Conclusion : la modeste grandeur d’une chanson

Au terme de ce parcours, Octopus’s Garden apparaît bien différente du simple morceau anecdotique que certains avaient pu y voir à sa sortie. C’est, en réalité, une œuvre dense, riche, plurielle, qui condense en moins de trois minutes une multitude de significations et d’enjeux. Anecdote autobiographique sur les vacances de Ringo en Sardaigne, prouesse de production sonore avec ses bulles d’eau et ses voix sous-marines, manifeste implicite contre l’autoritarisme et le tumulte du monde, hymne discret à la fraternité et à l’évasion collective, chanson pour enfants doublée d’un poème pour adultes : Octopus’s Garden est tout cela à la fois, et c’est précisément ce qui en fait sa grandeur. Sa modestie apparente n’est qu’une façade : sous la surface – pour reprendre l’image que la chanson elle-même propose – il y a tout un monde.

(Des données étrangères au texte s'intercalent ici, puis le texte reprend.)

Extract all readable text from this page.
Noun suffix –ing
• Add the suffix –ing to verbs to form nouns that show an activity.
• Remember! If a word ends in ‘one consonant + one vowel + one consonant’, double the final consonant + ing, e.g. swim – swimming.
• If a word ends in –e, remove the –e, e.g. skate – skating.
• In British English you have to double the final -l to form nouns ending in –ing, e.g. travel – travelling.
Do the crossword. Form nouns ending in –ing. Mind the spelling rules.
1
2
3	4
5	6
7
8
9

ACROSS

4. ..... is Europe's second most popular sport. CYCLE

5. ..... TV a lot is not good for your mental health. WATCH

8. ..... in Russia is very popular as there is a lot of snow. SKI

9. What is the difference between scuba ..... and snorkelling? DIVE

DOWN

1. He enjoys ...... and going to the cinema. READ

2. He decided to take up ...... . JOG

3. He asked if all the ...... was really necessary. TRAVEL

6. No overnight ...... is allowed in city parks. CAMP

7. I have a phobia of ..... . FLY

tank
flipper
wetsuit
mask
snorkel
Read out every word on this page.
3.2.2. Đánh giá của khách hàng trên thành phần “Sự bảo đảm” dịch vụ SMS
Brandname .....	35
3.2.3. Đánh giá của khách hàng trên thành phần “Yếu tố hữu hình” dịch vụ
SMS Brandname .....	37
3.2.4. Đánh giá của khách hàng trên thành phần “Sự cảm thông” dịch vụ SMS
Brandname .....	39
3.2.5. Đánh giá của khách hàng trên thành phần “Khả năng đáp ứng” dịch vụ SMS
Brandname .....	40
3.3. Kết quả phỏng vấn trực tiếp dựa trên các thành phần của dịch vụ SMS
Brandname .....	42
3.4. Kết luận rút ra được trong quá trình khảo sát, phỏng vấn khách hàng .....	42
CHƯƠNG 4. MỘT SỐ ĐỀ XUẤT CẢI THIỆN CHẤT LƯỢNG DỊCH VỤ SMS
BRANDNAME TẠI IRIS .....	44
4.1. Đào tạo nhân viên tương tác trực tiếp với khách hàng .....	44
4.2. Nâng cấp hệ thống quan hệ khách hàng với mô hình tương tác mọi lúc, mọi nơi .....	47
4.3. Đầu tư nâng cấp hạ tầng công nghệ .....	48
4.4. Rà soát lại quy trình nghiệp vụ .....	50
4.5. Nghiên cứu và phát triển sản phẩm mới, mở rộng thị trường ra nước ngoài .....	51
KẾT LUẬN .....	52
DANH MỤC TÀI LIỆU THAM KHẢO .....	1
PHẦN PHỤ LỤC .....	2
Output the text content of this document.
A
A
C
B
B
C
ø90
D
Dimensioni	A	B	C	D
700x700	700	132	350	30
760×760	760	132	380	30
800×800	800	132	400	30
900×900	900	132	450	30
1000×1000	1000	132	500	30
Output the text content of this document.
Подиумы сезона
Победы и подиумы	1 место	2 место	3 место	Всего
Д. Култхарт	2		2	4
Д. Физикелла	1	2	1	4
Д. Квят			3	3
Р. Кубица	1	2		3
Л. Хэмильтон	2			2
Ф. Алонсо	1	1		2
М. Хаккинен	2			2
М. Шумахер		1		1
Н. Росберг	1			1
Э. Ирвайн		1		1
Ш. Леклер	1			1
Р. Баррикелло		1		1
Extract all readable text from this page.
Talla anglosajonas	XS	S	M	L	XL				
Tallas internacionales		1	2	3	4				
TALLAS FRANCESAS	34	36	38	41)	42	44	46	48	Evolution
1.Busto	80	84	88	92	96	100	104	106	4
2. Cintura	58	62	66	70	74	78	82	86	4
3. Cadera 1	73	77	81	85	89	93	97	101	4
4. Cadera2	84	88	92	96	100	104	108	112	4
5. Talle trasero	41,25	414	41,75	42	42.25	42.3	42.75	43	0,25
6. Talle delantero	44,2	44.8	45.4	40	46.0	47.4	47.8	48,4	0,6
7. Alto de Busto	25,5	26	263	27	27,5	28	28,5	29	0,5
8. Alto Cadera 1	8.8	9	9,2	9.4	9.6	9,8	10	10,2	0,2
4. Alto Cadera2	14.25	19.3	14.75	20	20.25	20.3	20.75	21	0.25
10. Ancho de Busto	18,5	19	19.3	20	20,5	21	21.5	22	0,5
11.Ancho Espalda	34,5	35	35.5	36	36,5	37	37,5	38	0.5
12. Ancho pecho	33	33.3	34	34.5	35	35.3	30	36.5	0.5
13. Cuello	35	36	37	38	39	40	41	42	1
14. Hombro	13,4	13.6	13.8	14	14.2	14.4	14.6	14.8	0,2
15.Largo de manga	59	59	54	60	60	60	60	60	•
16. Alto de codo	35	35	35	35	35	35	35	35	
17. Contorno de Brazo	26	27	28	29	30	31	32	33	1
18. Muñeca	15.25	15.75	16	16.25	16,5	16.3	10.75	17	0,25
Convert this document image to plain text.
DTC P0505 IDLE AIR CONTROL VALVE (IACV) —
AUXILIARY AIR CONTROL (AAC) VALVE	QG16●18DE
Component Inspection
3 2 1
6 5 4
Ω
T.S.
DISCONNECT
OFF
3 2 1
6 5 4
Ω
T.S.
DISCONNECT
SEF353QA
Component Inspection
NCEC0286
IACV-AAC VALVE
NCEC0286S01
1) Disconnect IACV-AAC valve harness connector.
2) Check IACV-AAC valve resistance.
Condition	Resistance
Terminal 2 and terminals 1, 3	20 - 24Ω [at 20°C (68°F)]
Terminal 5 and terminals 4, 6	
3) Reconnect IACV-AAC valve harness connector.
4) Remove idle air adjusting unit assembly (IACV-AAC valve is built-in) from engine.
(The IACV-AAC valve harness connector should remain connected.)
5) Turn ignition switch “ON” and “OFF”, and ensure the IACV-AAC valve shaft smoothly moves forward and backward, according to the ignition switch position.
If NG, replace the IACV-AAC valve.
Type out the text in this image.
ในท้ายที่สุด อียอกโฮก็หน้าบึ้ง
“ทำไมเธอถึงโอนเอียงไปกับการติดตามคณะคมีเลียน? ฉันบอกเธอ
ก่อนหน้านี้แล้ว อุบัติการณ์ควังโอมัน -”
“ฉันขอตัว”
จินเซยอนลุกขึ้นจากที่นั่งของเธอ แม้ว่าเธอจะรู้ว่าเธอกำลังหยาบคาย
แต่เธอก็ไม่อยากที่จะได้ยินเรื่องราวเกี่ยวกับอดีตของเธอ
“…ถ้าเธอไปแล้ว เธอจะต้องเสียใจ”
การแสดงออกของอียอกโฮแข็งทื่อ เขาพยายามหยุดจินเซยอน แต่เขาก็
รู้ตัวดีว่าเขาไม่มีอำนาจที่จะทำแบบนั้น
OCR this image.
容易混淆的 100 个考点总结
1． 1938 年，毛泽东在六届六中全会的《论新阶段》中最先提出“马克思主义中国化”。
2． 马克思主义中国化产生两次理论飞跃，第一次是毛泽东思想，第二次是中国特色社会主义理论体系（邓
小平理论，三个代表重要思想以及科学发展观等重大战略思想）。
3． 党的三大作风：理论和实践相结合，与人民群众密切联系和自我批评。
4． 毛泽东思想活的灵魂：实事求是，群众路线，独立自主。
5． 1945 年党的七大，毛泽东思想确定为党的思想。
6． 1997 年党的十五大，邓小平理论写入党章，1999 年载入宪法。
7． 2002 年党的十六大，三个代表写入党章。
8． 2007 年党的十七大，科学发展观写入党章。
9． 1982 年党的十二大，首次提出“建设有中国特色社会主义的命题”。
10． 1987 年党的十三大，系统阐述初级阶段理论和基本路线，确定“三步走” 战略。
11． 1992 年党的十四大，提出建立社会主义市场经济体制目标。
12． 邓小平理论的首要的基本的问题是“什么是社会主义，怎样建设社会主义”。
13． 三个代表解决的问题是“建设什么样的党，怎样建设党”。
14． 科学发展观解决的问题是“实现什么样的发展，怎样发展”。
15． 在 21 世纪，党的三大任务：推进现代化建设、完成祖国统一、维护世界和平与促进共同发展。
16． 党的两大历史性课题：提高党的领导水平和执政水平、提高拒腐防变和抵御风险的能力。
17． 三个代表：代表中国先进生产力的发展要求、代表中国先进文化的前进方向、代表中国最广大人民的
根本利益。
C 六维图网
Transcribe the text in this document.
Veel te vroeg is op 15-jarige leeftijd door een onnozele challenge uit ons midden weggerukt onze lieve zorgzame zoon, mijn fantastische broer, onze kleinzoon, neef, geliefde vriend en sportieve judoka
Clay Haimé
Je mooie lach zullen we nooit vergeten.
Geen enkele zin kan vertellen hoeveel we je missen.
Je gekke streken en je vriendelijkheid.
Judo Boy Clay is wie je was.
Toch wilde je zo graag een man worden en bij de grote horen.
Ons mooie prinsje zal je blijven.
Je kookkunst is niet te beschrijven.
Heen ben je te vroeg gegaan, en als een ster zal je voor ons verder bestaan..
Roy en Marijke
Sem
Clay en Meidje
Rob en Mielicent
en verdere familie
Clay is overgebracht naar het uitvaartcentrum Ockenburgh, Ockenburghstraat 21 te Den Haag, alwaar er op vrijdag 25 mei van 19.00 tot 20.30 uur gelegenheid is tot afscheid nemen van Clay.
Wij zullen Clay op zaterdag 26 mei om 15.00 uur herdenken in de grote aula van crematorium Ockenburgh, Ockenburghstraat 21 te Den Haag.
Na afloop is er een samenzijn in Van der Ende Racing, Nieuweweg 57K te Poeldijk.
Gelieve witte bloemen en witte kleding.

Cette chanson restera, à n’en pas douter, l’une des contributions les plus précieuses de Ringo Starr à l’histoire des Beatles. Pas la plus virtuose, certainement pas la plus complexe, mais peut-être l’une des plus émouvantes par ce qu’elle révèle de la sensibilité de son auteur et de la dynamique du groupe en ses derniers instants. Quand on l’écoute aujourd’hui, on entend, derrière la mélodie joyeuse et les bulles malicieuses, l’écho d’une amitié qui se sait menacée, le souhait silencieux de tout préserver alors que tout va bientôt s’écrouler. C’est cette tension non dite, entre la légèreté musicale et la gravité du contexte historique, qui donne à la chanson sa puissance émotionnelle particulière.

Pour Ringo Starr lui-même, Octopus’s Garden restera l’une de ses plus belles réussites de songwriter. Lui qui a longtemps douté de ses capacités créatives, qui s’est longtemps senti écrasé par le génie de ses partenaires, a su, avec ce morceau, signer une œuvre qui lui ressemble pleinement : sincère, tendre, accessible, profondément humaine. Pour les Beatles, Octopus’s Garden reste un témoignage rare et précieux de ce que pouvait être la collaboration au sein du groupe, même dans ses derniers moments : George Harrison aidant Ringo à structurer sa chanson avec patience et bienveillance, Paul McCartney apportant sa virtuosité de bassiste et de pianiste, John Lennon présent par son absence remarquée, et George Martin orchestrant l’ensemble avec son génie habituel. C’est, sous des dehors modestes, l’esprit même des Beatles à l’œuvre, une dernière fois, dans un jardin sous-marin que personne ne saurait jamais oublier.

Plus que jamais, dans un monde marqué par les incertitudes, les conflits et les angoisses collectives, Octopus’s Garden conserve son pouvoir d’évocation. Elle continue d’inviter, doucement mais sûrement, ses auditeurs à rejoindre ce lieu imaginaire où l’on peut être heureux à l’abri des tempêtes, en compagnie de ceux que l’on aime. C’est, peut-être, la leçon la plus précieuse que cette chanson en apparence légère continue de nous transmettre : l’art populaire, lorsqu’il est sincère et inspiré, peut offrir des refuges véritables, des oasis intérieures, des jardins dans lesquels on peut se reposer le temps d’une mélodie. Et il n’est pas certain qu’aucun autre morceau du catalogue des Beatles parvienne à offrir, avec autant de simplicité, ce cadeau précieux. C’est tout l’héritage durable de la singulière chanson de Ringo Starr.